Adrian Ramsay, eastern region co-ordinator for the Green Party, said it appeared the Government did not want to hear the views of people who might be most affected by a decision to introduce GM crops.
Professor Malcolm Grant, chairman of the independent steering group running the debate, said he had not had direct control of the conference venues because the organisation of them had been “contracted out” to the Central Office of Information (COI), a Government department.
“It is a shame that one of the conference is not going to be held in the eastern counties, but difficult decisions had to be made based on the limited funds available,” he added.
Prof Grant said it had been important to hold one of the conferences in each of the “devolved” regions of the UK.
But he stressed the regional conferences would be only one facet of the debate and was looking to local authorities to organise debates in their own areas.
“I am optimistic we get some action in the eastern counties.
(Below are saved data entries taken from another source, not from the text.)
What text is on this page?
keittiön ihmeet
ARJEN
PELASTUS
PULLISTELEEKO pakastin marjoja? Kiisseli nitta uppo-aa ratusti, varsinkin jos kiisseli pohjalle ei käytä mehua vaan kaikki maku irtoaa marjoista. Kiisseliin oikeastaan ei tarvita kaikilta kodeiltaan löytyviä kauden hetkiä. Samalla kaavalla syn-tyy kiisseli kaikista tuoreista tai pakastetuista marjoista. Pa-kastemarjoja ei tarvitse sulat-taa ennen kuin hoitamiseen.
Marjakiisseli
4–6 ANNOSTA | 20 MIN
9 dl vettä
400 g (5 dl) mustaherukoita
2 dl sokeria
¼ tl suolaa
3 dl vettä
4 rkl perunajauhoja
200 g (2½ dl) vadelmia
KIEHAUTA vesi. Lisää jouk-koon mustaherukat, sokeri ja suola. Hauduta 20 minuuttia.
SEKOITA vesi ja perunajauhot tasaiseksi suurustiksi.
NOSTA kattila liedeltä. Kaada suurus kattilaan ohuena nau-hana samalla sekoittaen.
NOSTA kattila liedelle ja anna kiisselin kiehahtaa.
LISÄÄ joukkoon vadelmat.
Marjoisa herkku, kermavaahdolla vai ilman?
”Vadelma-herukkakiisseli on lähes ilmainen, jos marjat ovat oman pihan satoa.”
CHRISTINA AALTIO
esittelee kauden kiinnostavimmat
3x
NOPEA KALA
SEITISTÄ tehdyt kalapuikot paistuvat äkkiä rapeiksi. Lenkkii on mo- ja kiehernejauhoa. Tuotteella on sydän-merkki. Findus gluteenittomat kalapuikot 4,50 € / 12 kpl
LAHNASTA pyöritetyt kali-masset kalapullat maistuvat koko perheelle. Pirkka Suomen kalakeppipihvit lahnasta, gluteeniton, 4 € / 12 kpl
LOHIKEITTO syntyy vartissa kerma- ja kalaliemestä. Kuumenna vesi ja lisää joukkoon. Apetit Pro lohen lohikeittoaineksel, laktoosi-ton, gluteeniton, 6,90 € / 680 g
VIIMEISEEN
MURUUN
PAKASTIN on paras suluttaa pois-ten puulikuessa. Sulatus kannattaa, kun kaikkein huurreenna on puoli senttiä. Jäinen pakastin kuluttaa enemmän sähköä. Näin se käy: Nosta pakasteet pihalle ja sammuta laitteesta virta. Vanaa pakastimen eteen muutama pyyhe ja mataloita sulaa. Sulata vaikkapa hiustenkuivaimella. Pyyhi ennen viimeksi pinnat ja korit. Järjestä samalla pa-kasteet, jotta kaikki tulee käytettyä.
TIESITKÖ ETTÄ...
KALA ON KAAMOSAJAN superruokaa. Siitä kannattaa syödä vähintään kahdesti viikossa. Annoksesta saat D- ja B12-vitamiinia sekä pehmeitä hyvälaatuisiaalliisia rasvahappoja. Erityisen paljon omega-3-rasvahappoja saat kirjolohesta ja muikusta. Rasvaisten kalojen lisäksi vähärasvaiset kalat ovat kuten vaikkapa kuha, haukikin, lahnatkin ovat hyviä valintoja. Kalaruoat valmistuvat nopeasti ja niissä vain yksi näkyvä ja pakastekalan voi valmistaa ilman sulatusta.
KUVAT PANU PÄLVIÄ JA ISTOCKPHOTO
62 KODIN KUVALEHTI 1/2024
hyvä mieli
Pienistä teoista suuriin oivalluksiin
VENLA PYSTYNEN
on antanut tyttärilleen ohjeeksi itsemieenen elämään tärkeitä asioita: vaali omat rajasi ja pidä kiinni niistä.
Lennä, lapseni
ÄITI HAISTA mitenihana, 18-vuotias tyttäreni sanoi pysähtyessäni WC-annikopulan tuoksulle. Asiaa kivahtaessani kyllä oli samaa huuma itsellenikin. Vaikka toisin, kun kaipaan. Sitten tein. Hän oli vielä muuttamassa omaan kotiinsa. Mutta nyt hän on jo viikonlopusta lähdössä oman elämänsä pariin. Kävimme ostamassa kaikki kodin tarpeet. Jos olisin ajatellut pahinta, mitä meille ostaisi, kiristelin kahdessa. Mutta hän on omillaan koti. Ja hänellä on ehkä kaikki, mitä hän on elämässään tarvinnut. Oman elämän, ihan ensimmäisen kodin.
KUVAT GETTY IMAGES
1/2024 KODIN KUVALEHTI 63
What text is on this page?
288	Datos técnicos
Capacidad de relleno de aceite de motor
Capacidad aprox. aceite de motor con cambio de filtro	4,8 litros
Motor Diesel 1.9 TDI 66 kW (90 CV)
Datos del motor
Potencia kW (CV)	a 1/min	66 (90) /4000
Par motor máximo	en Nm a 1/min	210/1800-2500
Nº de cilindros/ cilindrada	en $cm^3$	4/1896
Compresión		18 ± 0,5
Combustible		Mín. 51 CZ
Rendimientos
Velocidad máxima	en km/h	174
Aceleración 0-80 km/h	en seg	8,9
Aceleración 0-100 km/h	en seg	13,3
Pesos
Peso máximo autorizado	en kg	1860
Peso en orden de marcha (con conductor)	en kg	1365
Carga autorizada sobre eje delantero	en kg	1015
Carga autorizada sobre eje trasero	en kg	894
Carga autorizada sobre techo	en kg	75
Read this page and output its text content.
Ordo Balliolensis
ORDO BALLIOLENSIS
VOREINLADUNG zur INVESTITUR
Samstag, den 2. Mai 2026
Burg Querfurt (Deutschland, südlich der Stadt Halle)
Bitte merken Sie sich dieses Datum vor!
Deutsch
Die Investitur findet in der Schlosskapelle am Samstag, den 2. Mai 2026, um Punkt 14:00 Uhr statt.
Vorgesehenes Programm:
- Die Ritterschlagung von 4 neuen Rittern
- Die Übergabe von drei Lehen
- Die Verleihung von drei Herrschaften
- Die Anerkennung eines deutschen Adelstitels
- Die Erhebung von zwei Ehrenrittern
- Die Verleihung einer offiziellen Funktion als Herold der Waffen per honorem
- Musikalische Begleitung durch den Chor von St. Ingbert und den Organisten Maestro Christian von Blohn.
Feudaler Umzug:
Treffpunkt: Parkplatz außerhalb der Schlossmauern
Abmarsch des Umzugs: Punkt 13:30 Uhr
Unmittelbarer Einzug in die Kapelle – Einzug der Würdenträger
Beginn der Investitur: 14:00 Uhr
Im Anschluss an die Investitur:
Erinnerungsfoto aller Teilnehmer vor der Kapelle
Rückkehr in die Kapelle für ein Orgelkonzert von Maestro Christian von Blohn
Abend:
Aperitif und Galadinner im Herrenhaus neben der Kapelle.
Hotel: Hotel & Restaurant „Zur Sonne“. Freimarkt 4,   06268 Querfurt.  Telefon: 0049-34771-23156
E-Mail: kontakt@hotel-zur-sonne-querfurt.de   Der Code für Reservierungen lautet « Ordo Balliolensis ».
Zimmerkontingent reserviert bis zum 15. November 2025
I will try to help by providing facilitators where possible,” said Prof Grant said.
He added he had received a personal assurance from Margaret Beckett, Secretary of State at the Department of the Environment, Food and Rural Affairs (DEFRA), that the Government would listen to the debate and take it into account prior to any decision being taken.
Pete Riley, anti-GM campaigner for Friends of the Earth, said the independence of the debate had to be questioned as a result of DEFRA's insistence that the COI should be involved in its planning.
“The aim of the debate has never been clear - is it a genuine attempt to gauge local opinion to guide the Government's decision on commercialisation or is it just window dressing?” he asked.
Meanwhile, the NFU said it might organise a regional conference in East Anglia for interested farmers and “selected” members of the public.
The only local authority in the region to so far announce plans for a GM debate is Cambridge City Council.
Jim Dutton, who encountered controversy when he hosted a GM maize trial at his Wivenhoe farm, said he hoped the debate would be informed and would not be taken over by “the rowdies”.
He added: “My own experience is that GM crops could be an advantage and have less impact on wildlife and there is evidence from other countries that it could combat poverty by increasing yields.”